Probability and charge densities
The \(N\)-electron probability density \(\require{physics} \rho_{\text{prob}}(\vb{r})\) integrates to the number of electrons: \[\begin{equation} \int \dd{\vb{r}} \rho_{\text{prob}}(\vb{r}) = N \thinspace . \end{equation}\] By multiplying both sides of this equation by the electronic charge \((-e)\), which becomes \((-1)\) in atomic units, we find that the \(N\)-electron charge density integrates to the total electronic charge: \[\begin{equation} \int \dd{\vb{r}} \rho_{\text{charge}}(\vb{r}) = -Ne \thinspace , \end{equation}\] where we have adequately defined the charge density in terms of the probability density: \[\begin{equation} \rho_{\text{charge}}(\vb{r}) = - \rho_{\text{prob}}(\vb{r}) \thinspace . \end{equation}\]

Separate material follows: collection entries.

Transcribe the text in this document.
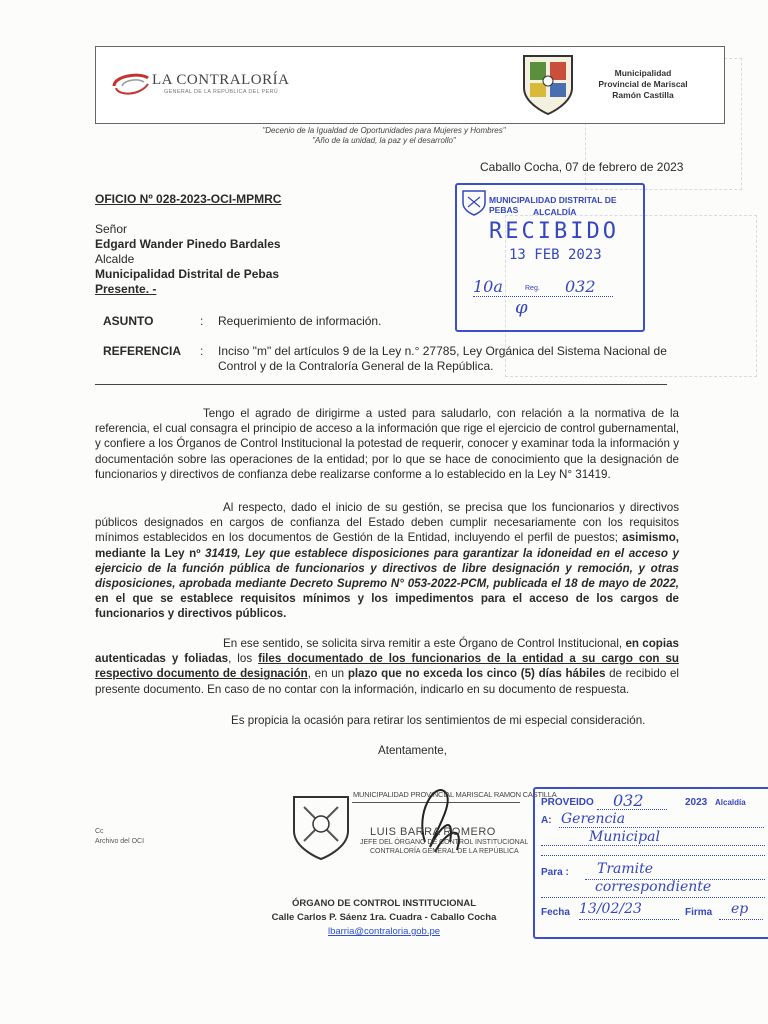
LA CONTRALORÍA
GENERAL DE LA REPÚBLICA DEL PERÚ
Municipalidad
Provincial de Mariscal
Ramón Castilla
"Decenio de la Igualdad de Oportunidades para Mujeres y Hombres"
"Año de la unidad, la paz y el desarrollo"
Caballo Cocha, 07 de febrero de 2023
OFICIO Nº 028-2023-OCI-MPMRC
Señor
Edgard Wander Pinedo Bardales
Alcalde
Municipalidad Distrital de Pebas
Presente. -
ASUNTO	: Requerimiento de información.
REFERENCIA : Inciso "m" del artículos 9 de la Ley n.° 27785, Ley Orgánica del Sistema Nacional de
Control y de la Contraloría General de la República.
MUNICIPALIDAD DISTRITAL DE PEBAS	ALCALDÍA
RECIBIDO
13 FEB 2023
10a	Reg. 032
φ
Tengo el agrado de dirigirme a usted para saludarlo, con relación a la normativa de la referencia, el cual consagra el principio de acceso a la información que rige el ejercicio de control gubernamental, y confiere a los Órganos de Control Institucional la potestad de requerir, conocer y examinar toda la información y documentación sobre las operaciones de la entidad; por lo que se hace de conocimiento que la designación de funcionarios y directivos de confianza debe realizarse conforme a lo establecido en la Ley N° 31419.
Al respecto, dado el inicio de su gestión, se precisa que los funcionarios y directivos públicos designados en cargos de confianza del Estado deben cumplir necesariamente con los requisitos mínimos establecidos en los documentos de Gestión de la Entidad, incluyendo el perfil de puestos; asimismo, mediante la Ley nº 31419, Ley que establece disposiciones para garantizar la idoneidad en el acceso y ejercicio de la función pública de funcionarios y directivos de libre designación y remoción, y otras disposiciones, aprobada mediante Decreto Supremo N° 053-2022-PCM, publicada el 18 de mayo de 2022, en el que se establece requisitos mínimos y los impedimentos para el acceso de los cargos de funcionarios y directivos públicos.
En ese sentido, se solicita sirva remitir a este Órgano de Control Institucional, en copias autenticadas y foliadas, los files documentado de los funcionarios de la entidad a su cargo con su respectivo documento de designación, en un plazo que no exceda los cinco (5) días hábiles de recibido el presente documento. En caso de no contar con la información, indicarlo en su documento de respuesta.
Es propicia la ocasión para retirar los sentimientos de mi especial consideración.
Atentamente,
MUNICIPALIDAD PROVINCIAL MARISCAL RAMON CASTILLA
LUIS BARRA ROMERO
JEFE DEL ÓRGANO DE CONTROL INSTITUCIONAL
CONTRALORÍA GENERAL DE LA REPÚBLICA
Cc
Archivo del OCI
PROVEIDO 032	2023 Alcaldía
A: Gerencia
Municipal
Para : Tramite
correspondiente
Fecha 13/02/23	Firma ep
ÓRGANO DE CONTROL INSTITUCIONAL
Calle Carlos P. Sáenz 1ra. Cuadra - Caballo Cocha
lbarria@contraloria.gob.pe
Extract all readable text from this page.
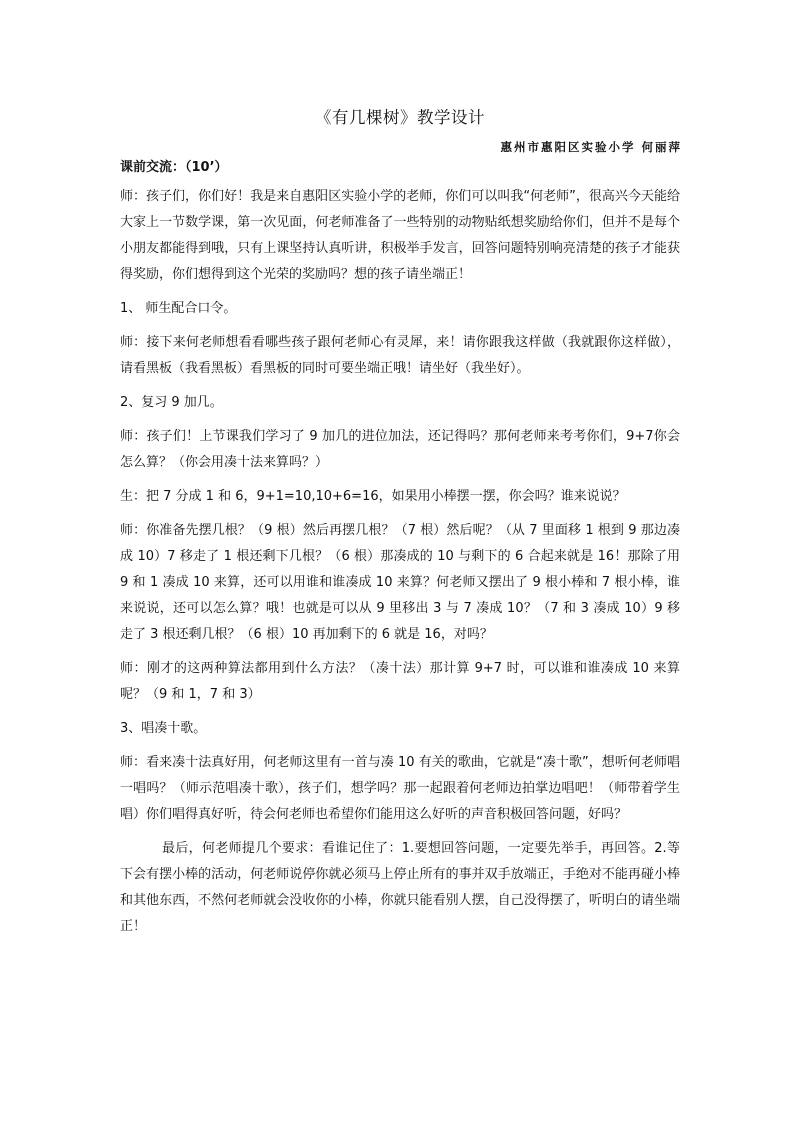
《有几棵树》教学设计
惠州市惠阳区实验小学 何丽萍
课前交流：（10’）

师：孩子们，你们好！我是来自惠阳区实验小学的老师，你们可以叫我“何老师”，很高兴今天能给大家上一节数学课，第一次见面，何老师准备了一些特别的动物贴纸想奖励给你们，但并不是每个小朋友都能得到哦，只有上课坚持认真听讲，积极举手发言，回答问题特别响亮清楚的孩子才能获得奖励，你们想得到这个光荣的奖励吗？想的孩子请坐端正！

1、 师生配合口令。

师：接下来何老师想看看哪些孩子跟何老师心有灵犀，来！请你跟我这样做（我就跟你这样做），请看黑板（我看黑板）看黑板的同时可要坐端正哦！请坐好（我坐好）。

2、复习 9 加几。

师：孩子们！上节课我们学习了 9 加几的进位加法，还记得吗？那何老师来考考你们，9+7你会怎么算？（你会用凑十法来算吗？）

生：把 7 分成 1 和 6，9+1=10,10+6=16，如果用小棒摆一摆，你会吗？谁来说说？

师：你准备先摆几根？（9 根）然后再摆几根？（7 根）然后呢？（从 7 里面移 1 根到 9 那边凑成 10）7 移走了 1 根还剩下几根？（6 根）那凑成的 10 与剩下的 6 合起来就是 16！那除了用 9 和 1 凑成 10 来算，还可以用谁和谁凑成 10 来算？何老师又摆出了 9 根小棒和 7 根小棒，谁来说说，还可以怎么算？哦！也就是可以从 9 里移出 3 与 7 凑成 10？（7 和 3 凑成 10）9 移走了 3 根还剩几根？（6 根）10 再加剩下的 6 就是 16，对吗？

师：刚才的这两种算法都用到什么方法？（凑十法）那计算 9+7 时，可以谁和谁凑成 10 来算呢？（9 和 1，7 和 3）

3、唱凑十歌。

师：看来凑十法真好用，何老师这里有一首与凑 10 有关的歌曲，它就是“凑十歌”，想听何老师唱一唱吗？（师示范唱凑十歌），孩子们，想学吗？那一起跟着何老师边拍掌边唱吧！（师带着学生唱）你们唱得真好听，待会何老师也希望你们能用这么好听的声音积极回答问题，好吗？

最后，何老师提几个要求：看谁记住了：1.要想回答问题，一定要先举手，再回答。2.等下会有摆小棒的活动，何老师说停你就必须马上停止所有的事并双手放端正，手绝对不能再碰小棒和其他东西，不然何老师就会没收你的小棒，你就只能看别人摆，自己没得摆了，听明白的请坐端正！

In order for the (charge) continuity equation \[\begin{equation} \pdv{\rho_{\text{charge}}(\vb{r})}{t} + \boldsymbol{\nabla} \vdot{\vb{j}_{\text{charge}}(\vb{r})} = 0 \end{equation}\] to hold, we multiply the (probability) continuity equation \[\begin{equation} \pdv{\rho_{\text{prob}}(\vb{r})}{t} + \boldsymbol{\nabla} \vdot{\vb{j}_{\text{prob}}(\vb{r})} = 0 \end{equation}\] with the electronic charge \((-1)\), we must then make the following connection between the charge current density and the probability current density: \[\begin{equation} \vb{j}_{\text{charge}}(\vb{r}) = - \vb{j}_{\text{prob}}(\vb{r}) \thinspace . \end{equation}\]
It is often the case that, for notational convenience, the symbol \(\vb{j}\) is used for either the charge current density or the probability current density, leaving the reader to the context to determine which current density is used.